Fertilisers in Nigeria

Can Centralised Distribution Systems and Technologies Control Leakages in Large-Scale Voucher-Based Fertiliser Subsidy Schemes?


The project will examine centralised and technology-enhanced distribution modalities (e-wallet and parastatal fertiliser company respectively) that have recently been introduced into fertiliser subsidy programmes in Nigeria and Tanzania, two of the biggest in Africa. The new distribution modalities are intended to reduce leakage of vouchers via local government administrations by bypassing intermediations, but present their own challenges.

The corruption issue:

Fertiliser subsidies have seen a resurgence in popularity in Africa since 2000 where supposedly “smart” voucher-based schemes have come to account for a substantial share of total public spending on agriculture.

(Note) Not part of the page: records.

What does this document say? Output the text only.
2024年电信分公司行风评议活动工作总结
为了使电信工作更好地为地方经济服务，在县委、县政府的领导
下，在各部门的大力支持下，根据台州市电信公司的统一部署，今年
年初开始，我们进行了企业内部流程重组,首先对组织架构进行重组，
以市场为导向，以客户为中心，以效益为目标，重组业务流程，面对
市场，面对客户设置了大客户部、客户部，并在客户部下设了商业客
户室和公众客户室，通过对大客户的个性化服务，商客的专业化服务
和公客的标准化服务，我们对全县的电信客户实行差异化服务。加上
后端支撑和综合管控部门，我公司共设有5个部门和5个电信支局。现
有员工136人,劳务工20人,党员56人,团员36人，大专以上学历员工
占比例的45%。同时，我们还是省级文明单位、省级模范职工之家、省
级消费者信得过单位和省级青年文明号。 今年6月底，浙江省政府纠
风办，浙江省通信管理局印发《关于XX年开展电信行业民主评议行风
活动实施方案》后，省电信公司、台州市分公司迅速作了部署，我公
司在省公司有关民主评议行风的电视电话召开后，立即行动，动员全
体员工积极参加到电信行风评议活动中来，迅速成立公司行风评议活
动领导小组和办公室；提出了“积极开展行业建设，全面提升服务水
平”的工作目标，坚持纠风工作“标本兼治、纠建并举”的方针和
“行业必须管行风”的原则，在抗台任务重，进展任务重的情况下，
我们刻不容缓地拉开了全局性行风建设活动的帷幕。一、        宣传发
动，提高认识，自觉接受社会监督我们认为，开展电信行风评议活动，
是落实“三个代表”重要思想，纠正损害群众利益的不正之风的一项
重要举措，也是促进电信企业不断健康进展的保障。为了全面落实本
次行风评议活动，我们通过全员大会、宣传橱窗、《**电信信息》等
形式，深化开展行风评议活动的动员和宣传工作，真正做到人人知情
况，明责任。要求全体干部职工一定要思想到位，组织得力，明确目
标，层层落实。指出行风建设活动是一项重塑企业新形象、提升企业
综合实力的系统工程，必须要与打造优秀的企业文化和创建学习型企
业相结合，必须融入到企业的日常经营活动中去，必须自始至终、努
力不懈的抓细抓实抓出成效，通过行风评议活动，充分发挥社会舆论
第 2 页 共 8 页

The technical merits of fertiliser subsidies as a means to stimulate smallholder agricultural growth remain hotly debated, with critics arguing that 1) their benefits are outweighed by (or barely exceed) their direct costs and, meanwhile, 2) they crowd out expenditure on more valuable public goods (Jayne and Rashid 2013). A factor that contributes to both of these points is that subsidies have also proven attractive to politicians at multiple levels as a means of garnering support. This means that:

  1. a) Fertilizers misallocation and capture: their distribution within the smallholder farming population does not conform to official targeting criteria, hence reducing poverty reduction or other anticipated impacts, and
  2. b) Resource capture and leakages along the central-periphery distribution chain: a significant proportion of vouchers never reach the target population as they are siphoned off by politicians and officials before they get to community level.

We are interested in both of these issues. However, whilst the former has already received a fair amount of attention in Nigeria, Tanzania and a number of other countries (e.g. Ghana, Malawi, Zambia), the latter is less thoroughly addressed, in part due to difficulties in data collection and the need of combining quantitative analysis with process analysis of corruption and political settlements analysis.

Theory of Change:

IF transparent local processes of beneficiary selection are combined with centralised control of fertiliser subsidy disbursement, THEN the efficiency of subsidy programmes can be maximised BECAUSE leakages to elite groups (politicians, administrators, better off farmers) will be minimised.

Research Methods:

The study will combine large-scale household surveys, key informant interviews at multiple levels, and detailed process analysis of corruption – rents mapping and leakages identification - along the distribution chain. Political economy analysis will finally help to frame issues arising from the prior quantitative and qualitative work, and assessing the feasibility of anti-corruption strategies. It will be amongst the first studies to explore the new modalities in both countries, will be unusual in its detailed comparative analysis of two major programmes, and rare in its combination of technical and political economy analysis of the distribution modalities.

Partners: Colin Poulton and Antonio Andreoni, SOAS University of London and Lucas Katera, REPOA Tanzania.